After a recent vacation, Christopher Penn, vice president of marketing technology with SHIFT Communications, returned to find 1,500 messages. Three hours later, he was down to eight-and he answered my email.
How did he do it? He uses what is known as the “inbox zero” methodology: Do, Defer, Delegate, or Delete.
“First pass, I delete all the crap,” he says. “Then I do a defer/delegate pass, identifying what mail can be handled later or by someone else. Finally, I tackle the do pass, where I respond quickly to things that can appropriately have a fast response.”
2. Shift conversations to a social platform.
“Shift as many conversations as you can to a collaborative tool instead of email,” says Shel Holtz of Holtz Communication + Technology. “Internally, something like Yammer or Chatter can be more effective anyway.”
3. Don’t needlessly cc—or CYA.
“The problem isn’t the volume of email, or even the tool itself,” writes Sean Williams, owner of Communication AMMO and chair of the Public Relations Society of America Employee Communication Section. “The problem is too much Cover Your Ass…ets.”
Few, he says, think through to what they want the recipients to think, feel or do as a result of receiving the email. Instead, they fill up the “to” and “cc” lines with everyone who might be vaguely interested. That means too much irrelevant content and not enough action, he says.
4. Put your email on a diet.
People have forgotten how to write effectively—too much fluff and not enough nutrition, Williams says. The key to making email work is to start with understanding the audience and objective for your email. For starters, he says, ask yourself whether email is the right tool. Then make every word tell (cf. Strunk and White).
5. Take a hike.
One of Williams’ clients suggests that instead of sending emails, walk down the hall and talk in person. Another uses Microsoft Lync and IMs for quick questions or availability for a phone conversation.

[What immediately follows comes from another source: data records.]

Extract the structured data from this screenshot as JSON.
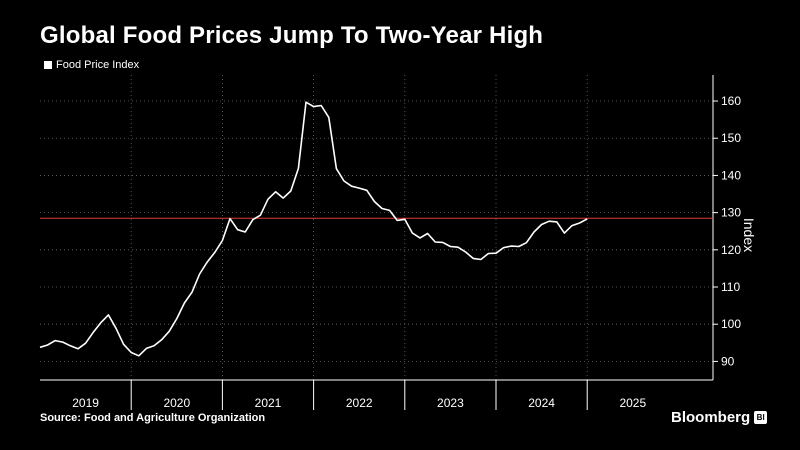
{
  "header": {
    "title": "Global Food Prices Jump To Two-Year High",
    "legend_label": "Food Price Index"
  },
  "footer": {
    "source": "Source: Food and Agriculture Organization",
    "brand": "Bloomberg",
    "brand_icon_text": "Bl"
  },
  "colors": {
    "background": "#000000",
    "line": "#ffffff",
    "reference_line": "#e03a3a",
    "grid": "#666666"
  },
  "chart_data": {
    "type": "line",
    "title": "Global Food Prices Jump To Two-Year High",
    "xlabel": "",
    "ylabel": "Index",
    "ylim": [
      85,
      167
    ],
    "y_ticks": [
      90,
      100,
      110,
      120,
      130,
      140,
      150,
      160
    ],
    "x_tick_labels": [
      "2019",
      "2020",
      "2021",
      "2022",
      "2023",
      "2024",
      "2025"
    ],
    "grid": true,
    "legend_position": "top-left",
    "reference_line": {
      "y": 128.5
    },
    "series": [
      {
        "name": "Food Price Index",
        "start": "2019-01",
        "frequency": "monthly",
        "values": [
          93.8,
          94.4,
          95.6,
          95.2,
          94.2,
          93.4,
          94.9,
          97.8,
          100.4,
          102.5,
          98.9,
          94.6,
          92.4,
          91.5,
          93.5,
          94.2,
          95.8,
          98.1,
          101.5,
          105.7,
          108.6,
          113.5,
          116.7,
          119.3,
          122.5,
          128.4,
          125.4,
          124.8,
          128.1,
          129.3,
          133.6,
          135.6,
          133.9,
          135.8,
          141.9,
          159.7,
          158.5,
          158.8,
          155.6,
          141.8,
          138.5,
          137.1,
          136.6,
          136.0,
          133.0,
          131.1,
          130.6,
          127.9,
          128.2,
          124.5,
          123.2,
          124.4,
          122.1,
          122.0,
          120.9,
          120.7,
          119.4,
          117.7,
          117.4,
          119.0,
          119.1,
          120.6,
          121.0,
          120.9,
          121.9,
          124.8,
          126.8,
          127.7,
          127.5,
          124.5,
          126.5,
          127.2,
          128.3
        ]
      }
    ]
  }
}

The same client “is also betting big on using internal social networking to make connections easier and quicker, and hopes to reduce email use in the process,” he says.
6. Try Gmail.
If you’re not in a rigid corporate environment, Holtz says, channel your email into Gmail, where everything you don’t delete is searchable. “Also, start using Google’s Inbox app, which clusters emails into logical groups that make it easier to get through them,” he says.
Try setting up filters to send emails you know you don’t want straight to trash or the appropriate folder, Holtz says.

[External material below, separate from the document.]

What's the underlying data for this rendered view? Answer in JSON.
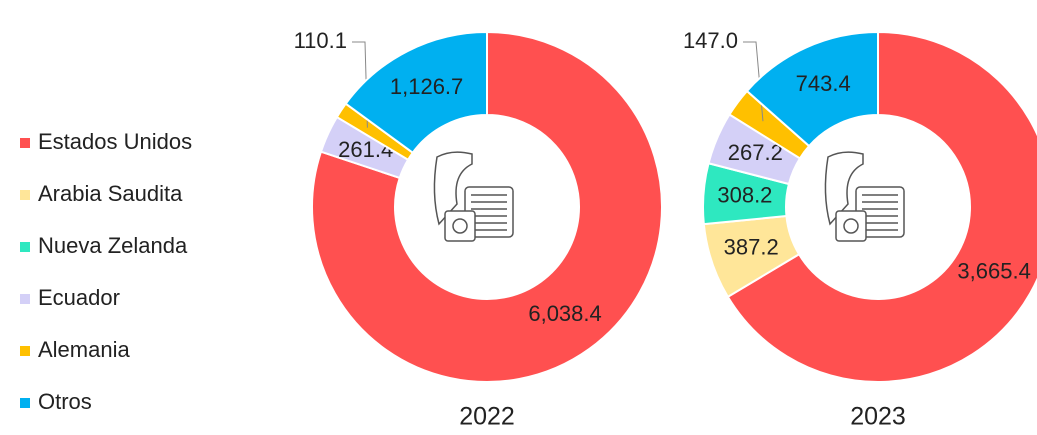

7. Redirect staffer’s non-business announcements to a single email.
Ginny Hermann, communications manager at the Omaha-based Home Instead Senior Care network, says her company sends out a 9 a.m. internal email called “The Daily Dish.” It is filled with staffers’ announcements and has helped reduce the once-unavoidable flood of emails.
“When we first star ted, email was the only way, other than showing up at somebody’s desk or door, that anybody knew what was going on here at the home office,” she says. “You’d get everything from really business-related emails to ‘Hey, I have tickets to the Huskers game Saturday. Who wants them?’ It wasn’t unheard of that you’d get 50 emails a day.”

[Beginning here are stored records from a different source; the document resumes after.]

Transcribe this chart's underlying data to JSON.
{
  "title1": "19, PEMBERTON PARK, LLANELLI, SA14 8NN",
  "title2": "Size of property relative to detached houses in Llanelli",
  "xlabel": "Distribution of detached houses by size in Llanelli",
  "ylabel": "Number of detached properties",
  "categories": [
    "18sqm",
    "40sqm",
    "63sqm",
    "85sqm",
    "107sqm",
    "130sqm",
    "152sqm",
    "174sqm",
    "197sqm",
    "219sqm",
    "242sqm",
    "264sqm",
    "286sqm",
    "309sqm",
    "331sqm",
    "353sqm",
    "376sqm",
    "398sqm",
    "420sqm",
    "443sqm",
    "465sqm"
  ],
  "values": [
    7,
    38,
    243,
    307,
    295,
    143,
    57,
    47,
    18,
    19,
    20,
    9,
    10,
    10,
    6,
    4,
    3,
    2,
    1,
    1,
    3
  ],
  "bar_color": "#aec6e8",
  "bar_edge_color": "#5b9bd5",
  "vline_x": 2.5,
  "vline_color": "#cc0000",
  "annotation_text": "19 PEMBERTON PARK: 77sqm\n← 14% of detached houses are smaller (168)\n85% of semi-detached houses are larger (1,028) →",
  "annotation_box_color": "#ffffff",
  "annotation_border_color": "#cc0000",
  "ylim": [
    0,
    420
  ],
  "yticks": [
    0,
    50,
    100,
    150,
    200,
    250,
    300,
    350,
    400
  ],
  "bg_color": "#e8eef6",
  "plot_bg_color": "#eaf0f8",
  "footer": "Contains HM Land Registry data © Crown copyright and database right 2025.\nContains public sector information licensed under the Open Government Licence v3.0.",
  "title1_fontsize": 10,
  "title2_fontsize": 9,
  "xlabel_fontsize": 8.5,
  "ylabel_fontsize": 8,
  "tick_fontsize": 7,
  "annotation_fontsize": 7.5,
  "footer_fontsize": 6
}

8. Use your corn flakes time.
Maybe you have good intentions, but never get to those emails full of links from a newspaper or organization on your must-read list. Try skimming the headlines over breakfast, says Heather Guenther, communications specialist at the University of Michigan Health System’s Center for Healthcare Research and Transformation.
“I’m usually groggy until I’ve had a cup of coffee, so combining reading—-not responding to—emails while waking up helps me get a sense for what health care news may have broken overnight and plan my day accordingly,” she says.
9. Make your emails easy to scan.
Good email behavior has its altruistic side: saving time for others. Guenther praises Michigan Radio because its format—headlines at the top link to short synopses below—offers a quick overview and makes it easy for recipients to know which topics warrant further exploration.
“I can dive deeper into the stories that most interest me, while still getting a sense for the non-health-policy developing stories,” she says.